You ever wake up and feel like the bad guys are winning? I do. Today especially.
Because if you thought May’s headline—184 million stolen credentials splashed across the dark web—was terrifying, you’d better sit down for this one.
The latest number? 16 billion. Not million. Billion—with a “B”.
That’s how many login credentials are now confirmed exposed in what researchers are calling the largest data breach in history. This isn’t a leak. It’s a flood. A tsunami of usernames and passwords, spilling out from the underworld’s favorite toolset: info stealers.
They didn’t just hit one company. They hit everyone.
Multiple campaigns. Multiple malware strains.
One shared goal: steal your identity, your data, and your future.
Here’s Why You Should Care (Even If You Think You’re Fine)
These aren’t just random email-password combos from your old Myspace account. This is your QuickBooks login. Your Office 365 admin credentials. Your banking passwords. The keys to your VPN, your remote access tools, your cloud storage.
And they’re being sold—for pennies—on marketplaces you’ve never heard of to people you definitely don’t want knowing where you live, what you do, or how much money moves through your accounts.
Still Think a Password Reset Is a Nuisance?
Ask MGM Resorts how much they spent after just one compromised account let hackers walk in the front door.
Ask the CFO who wired $1.2 million to a fake vendor after a business email compromise.
Ask the CEO who lost a decade of client data, then spent six months losing every legal battle that followed.
Passwords are the dam holding back the flood. When they break—and they are breaking—it’s your company on the line.
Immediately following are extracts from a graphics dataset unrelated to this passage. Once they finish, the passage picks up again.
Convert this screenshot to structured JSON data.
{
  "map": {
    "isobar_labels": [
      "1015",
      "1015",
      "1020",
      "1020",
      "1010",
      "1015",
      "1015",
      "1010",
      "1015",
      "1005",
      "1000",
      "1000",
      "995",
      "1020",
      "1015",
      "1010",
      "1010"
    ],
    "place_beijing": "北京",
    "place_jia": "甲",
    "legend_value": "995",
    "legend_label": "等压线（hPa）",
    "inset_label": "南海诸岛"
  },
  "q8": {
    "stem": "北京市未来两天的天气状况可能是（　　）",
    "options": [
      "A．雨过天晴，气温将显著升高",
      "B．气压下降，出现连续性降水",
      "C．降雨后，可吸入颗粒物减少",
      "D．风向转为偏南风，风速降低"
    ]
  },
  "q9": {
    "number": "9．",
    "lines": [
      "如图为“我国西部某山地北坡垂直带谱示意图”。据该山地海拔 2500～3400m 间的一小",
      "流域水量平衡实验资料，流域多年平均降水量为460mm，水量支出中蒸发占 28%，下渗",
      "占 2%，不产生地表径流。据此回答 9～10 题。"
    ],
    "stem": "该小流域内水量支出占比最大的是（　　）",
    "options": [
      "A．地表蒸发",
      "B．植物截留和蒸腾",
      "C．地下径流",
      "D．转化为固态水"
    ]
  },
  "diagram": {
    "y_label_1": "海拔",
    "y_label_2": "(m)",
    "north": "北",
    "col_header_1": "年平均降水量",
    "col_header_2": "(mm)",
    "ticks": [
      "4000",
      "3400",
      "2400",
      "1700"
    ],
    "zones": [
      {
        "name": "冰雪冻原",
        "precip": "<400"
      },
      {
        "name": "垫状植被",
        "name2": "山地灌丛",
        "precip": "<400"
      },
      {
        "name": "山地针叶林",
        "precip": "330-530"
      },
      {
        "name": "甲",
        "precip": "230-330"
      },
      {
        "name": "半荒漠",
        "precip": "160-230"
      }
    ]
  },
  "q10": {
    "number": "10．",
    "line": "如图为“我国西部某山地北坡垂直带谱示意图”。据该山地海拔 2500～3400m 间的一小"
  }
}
Google Is Screaming. The FBI Is Warning. Are You Listening?
Google is now telling billions of users to ditch passwords entirely in favor of passkeys.
The FBI is telling you not to click on text message links—because info stealers are in your SMS now.
Everyone with half a brain is enabling MFA. Everyone else is just hoping they’re not next.
You Have Two Options. Only One of Them Ends Well.
- Change your passwords now. Every. Single. One. Start with your email, your financial accounts, and any admin login tied to your business.
- Turn on MFA. If you’re not using multi-factor authentication, you’re gambling your entire operation on the assumption that your password isn’t one of the 16 billion already leaked.
Want to know if your credentials have already been stolen? I can tell you.
Want to see how exposed your company is? I can show you.
But first—you’ve got to act. Because once your credentials are out, they’re out forever.
This Is Your Wake-Up Call
Info stealers don’t discriminate. They aren’t targeting you because you’re special. They’re targeting you because you’re easy.
So here’s your move:
- Change your passwords. Use a password manager.
- Enable MFA. On everything.
- Then talk to us about what else you should be doing before your business becomes a headline.
You can ignore this. You can keep using your dog’s name with an exclamation point.
But when you do, just remember: someone else already has it. And they’re using it to get to your data.